MD5 hash calculated twice for each uploaded file when using --checksum, --verify, or --delete
Version and platform: 1.7.7 on CPython 3.4.2 on Debian Jessie
When ia upload is used with --checksum, --verify, and/or --delete, the MD5 hash of each file is calculated twice: once at the beginning of the command and again before the upload of each file. This happens because internetarchive.utils.recursive_file_count does the calculation regardless of the value of checksum. internetarchive.item.Item.upload_file later calls internetarchive.utils.get_md5 again directly if any of those options are used.
Some thoughts on how to solve this
The most straightforward solution would be to make the checksum calculation in recursive_file_count dependent on the checksum argument. However, the hash would still be calculated twice when --checksum is used.

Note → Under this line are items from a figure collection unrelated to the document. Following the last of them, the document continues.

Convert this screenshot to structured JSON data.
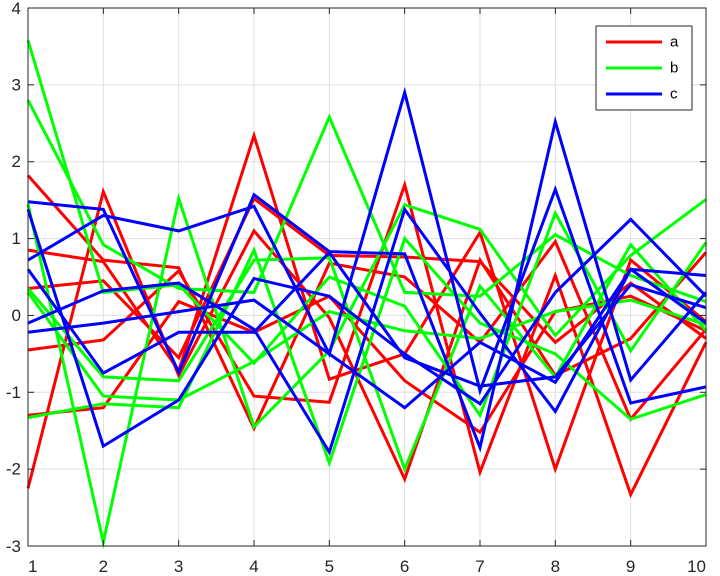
{
  "chart_data": {
    "type": "line",
    "title": "",
    "xlabel": "",
    "ylabel": "",
    "xlim": [
      1,
      10
    ],
    "ylim": [
      -3,
      4
    ],
    "xticks": [
      1,
      2,
      3,
      4,
      5,
      6,
      7,
      8,
      9,
      10
    ],
    "yticks": [
      -3,
      -2,
      -1,
      0,
      1,
      2,
      3,
      4
    ],
    "grid": true,
    "legend": {
      "position": "top-right",
      "entries": [
        {
          "label": "a",
          "color": "#ff0000"
        },
        {
          "label": "b",
          "color": "#00ff00"
        },
        {
          "label": "c",
          "color": "#0000ff"
        }
      ]
    },
    "x": [
      1,
      2,
      3,
      4,
      5,
      6,
      7,
      8,
      9,
      10
    ],
    "series": [
      {
        "group": "a",
        "color": "#ff0000",
        "values": [
          1.82,
          0.72,
          0.62,
          -1.47,
          0.68,
          0.5,
          -0.35,
          0.96,
          -1.35,
          -0.18
        ]
      },
      {
        "group": "a",
        "color": "#ff0000",
        "values": [
          0.85,
          0.7,
          -0.72,
          2.34,
          -0.83,
          -0.5,
          1.08,
          -2.0,
          0.72,
          -0.08
        ]
      },
      {
        "group": "a",
        "color": "#ff0000",
        "values": [
          -0.45,
          -0.32,
          0.58,
          -1.05,
          -1.13,
          1.7,
          -2.04,
          0.52,
          -2.33,
          -0.35
        ]
      },
      {
        "group": "a",
        "color": "#ff0000",
        "values": [
          -2.25,
          1.61,
          -0.78,
          1.1,
          -0.03,
          -2.13,
          0.72,
          -0.78,
          -0.3,
          0.82
        ]
      },
      {
        "group": "a",
        "color": "#ff0000",
        "values": [
          -1.3,
          -1.2,
          0.18,
          -0.22,
          0.25,
          -0.85,
          -1.52,
          0.05,
          0.25,
          -0.2
        ]
      },
      {
        "group": "a",
        "color": "#ff0000",
        "values": [
          0.35,
          0.45,
          -0.55,
          1.52,
          0.78,
          0.76,
          0.7,
          -0.35,
          0.42,
          -0.3
        ]
      },
      {
        "group": "b",
        "color": "#00ff00",
        "values": [
          3.58,
          0.3,
          0.4,
          -0.62,
          0.5,
          0.12,
          -1.3,
          1.33,
          -0.46,
          0.95
        ]
      },
      {
        "group": "b",
        "color": "#00ff00",
        "values": [
          2.8,
          0.92,
          0.35,
          0.3,
          2.58,
          0.3,
          0.25,
          1.05,
          0.52,
          0.18
        ]
      },
      {
        "group": "b",
        "color": "#00ff00",
        "values": [
          1.45,
          -2.95,
          1.52,
          -1.45,
          -0.46,
          1.44,
          1.12,
          -0.26,
          0.78,
          1.51
        ]
      },
      {
        "group": "b",
        "color": "#00ff00",
        "values": [
          -1.33,
          -1.15,
          -1.2,
          0.85,
          -1.92,
          1.0,
          -0.1,
          -0.5,
          -1.35,
          -1.03
        ]
      },
      {
        "group": "b",
        "color": "#00ff00",
        "values": [
          0.35,
          -0.8,
          -0.85,
          0.72,
          0.75,
          -2.0,
          0.38,
          -0.8,
          0.92,
          -0.2
        ]
      },
      {
        "group": "b",
        "color": "#00ff00",
        "values": [
          0.3,
          -1.05,
          -1.1,
          -0.6,
          0.05,
          -0.2,
          -0.3,
          0.05,
          0.2,
          -0.12
        ]
      },
      {
        "group": "c",
        "color": "#0000ff",
        "values": [
          1.48,
          1.38,
          -0.74,
          1.57,
          0.83,
          0.8,
          -1.72,
          2.52,
          -0.84,
          0.3
        ]
      },
      {
        "group": "c",
        "color": "#0000ff",
        "values": [
          0.72,
          1.3,
          1.1,
          1.42,
          -0.5,
          2.9,
          -0.98,
          1.64,
          -1.14,
          -0.93
        ]
      },
      {
        "group": "c",
        "color": "#0000ff",
        "values": [
          1.38,
          -1.7,
          -1.1,
          0.48,
          0.25,
          -0.5,
          -1.15,
          0.3,
          1.25,
          0.25
        ]
      },
      {
        "group": "c",
        "color": "#0000ff",
        "values": [
          -0.1,
          0.32,
          0.42,
          -0.18,
          -1.78,
          1.38,
          0.03,
          -1.25,
          0.6,
          0.52
        ]
      },
      {
        "group": "c",
        "color": "#0000ff",
        "values": [
          -0.22,
          -0.1,
          0.05,
          0.2,
          -0.5,
          -1.2,
          -0.35,
          -0.87,
          0.6,
          -0.1
        ]
      },
      {
        "group": "c",
        "color": "#0000ff",
        "values": [
          0.6,
          -0.75,
          -0.22,
          -0.22,
          0.82,
          -0.55,
          -0.92,
          -0.8,
          0.4,
          0.1
        ]
      }
    ]
  }
}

It would also be possible to implement a cache into get_md5. This could be done using a weak reference to the file object (weakref.WeakKeyDictionary) to prevent "memory leak" issues without having to manually delete the cache key upon closing a file.

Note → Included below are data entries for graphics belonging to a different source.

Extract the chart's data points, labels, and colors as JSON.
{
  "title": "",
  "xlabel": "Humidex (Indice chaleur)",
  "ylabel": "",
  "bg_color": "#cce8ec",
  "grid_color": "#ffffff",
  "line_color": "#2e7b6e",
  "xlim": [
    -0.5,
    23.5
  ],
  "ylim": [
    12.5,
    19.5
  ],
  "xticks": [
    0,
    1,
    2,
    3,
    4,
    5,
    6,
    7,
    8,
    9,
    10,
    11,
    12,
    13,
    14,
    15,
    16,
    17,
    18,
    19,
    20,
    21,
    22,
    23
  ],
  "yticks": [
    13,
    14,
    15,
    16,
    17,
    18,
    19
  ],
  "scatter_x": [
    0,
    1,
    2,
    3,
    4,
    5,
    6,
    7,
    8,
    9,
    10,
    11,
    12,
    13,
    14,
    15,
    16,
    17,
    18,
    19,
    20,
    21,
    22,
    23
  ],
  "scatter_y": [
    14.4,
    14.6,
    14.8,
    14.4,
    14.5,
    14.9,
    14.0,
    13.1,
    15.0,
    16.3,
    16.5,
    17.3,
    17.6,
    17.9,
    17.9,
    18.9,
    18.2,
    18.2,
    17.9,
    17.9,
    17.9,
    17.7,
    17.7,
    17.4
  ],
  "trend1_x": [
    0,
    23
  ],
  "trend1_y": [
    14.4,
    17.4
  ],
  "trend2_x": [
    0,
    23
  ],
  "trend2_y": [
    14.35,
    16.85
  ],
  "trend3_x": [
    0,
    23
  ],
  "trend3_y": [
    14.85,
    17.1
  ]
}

Another approach would be to use a wrapper around the file object which lazily evaluates the hash when it's first accessed and then caches it. Something like:
class File:
def __init__(self, filename, ...):
self.raw = open(filename, ...)
self._md5 = None
def __getattr__(self, attr):
return getattr(self.raw, attr)
@property
def md5(self):
if self._md5 is None:
self.raw.seek(0)
self._md5 = get_md5(self.raw)
return self._md5
__getattr__ allows the remaining code to use this object like a normal file object. (It isn't possible to directly subclass file in Python 3 because open returns any of several classes. It may be necessary to add further magic methods depending on how the file objects are used in the library.)
Let me know what you think about these solutions or if you have something else in mind. I'll happily prepare a PR.
#77 is somewhat related.
I don't believe this is resolved fully. As mentioned by @Dobatymo in the description, that PR "fixes #253 for the case queue_derive is False" (emphasis mine) only. (NB, I haven't tested this, only went through the code and the changes to the relevant parts since I filed the issue.)
Commit 5ba8acb2 from a few months ago is also a partial fix to this issue – it causes ia to only calculate the checksum in recursive_file_count when checksum is True, i.e. when one of those checksum options is used.
In short, here's a summary of the current state as far as I can see:
- Queue derive, no checksum options: fixed by 5ba8acb2
- Queue derive, checksum option in use: not fixed, still calculates it twice
- Don't queue derive, no checksum options: fixed by 5ba8acb2 and #347
- Don't queue derive, checksum option in use: fixed by #347
@jjjake Please reopen.
@JustAnotherArchivist you are right, my PR https://github.com/jjjake/internetarchive/pull/347 only adresses this special case. I think this issue is not fully resolved yet.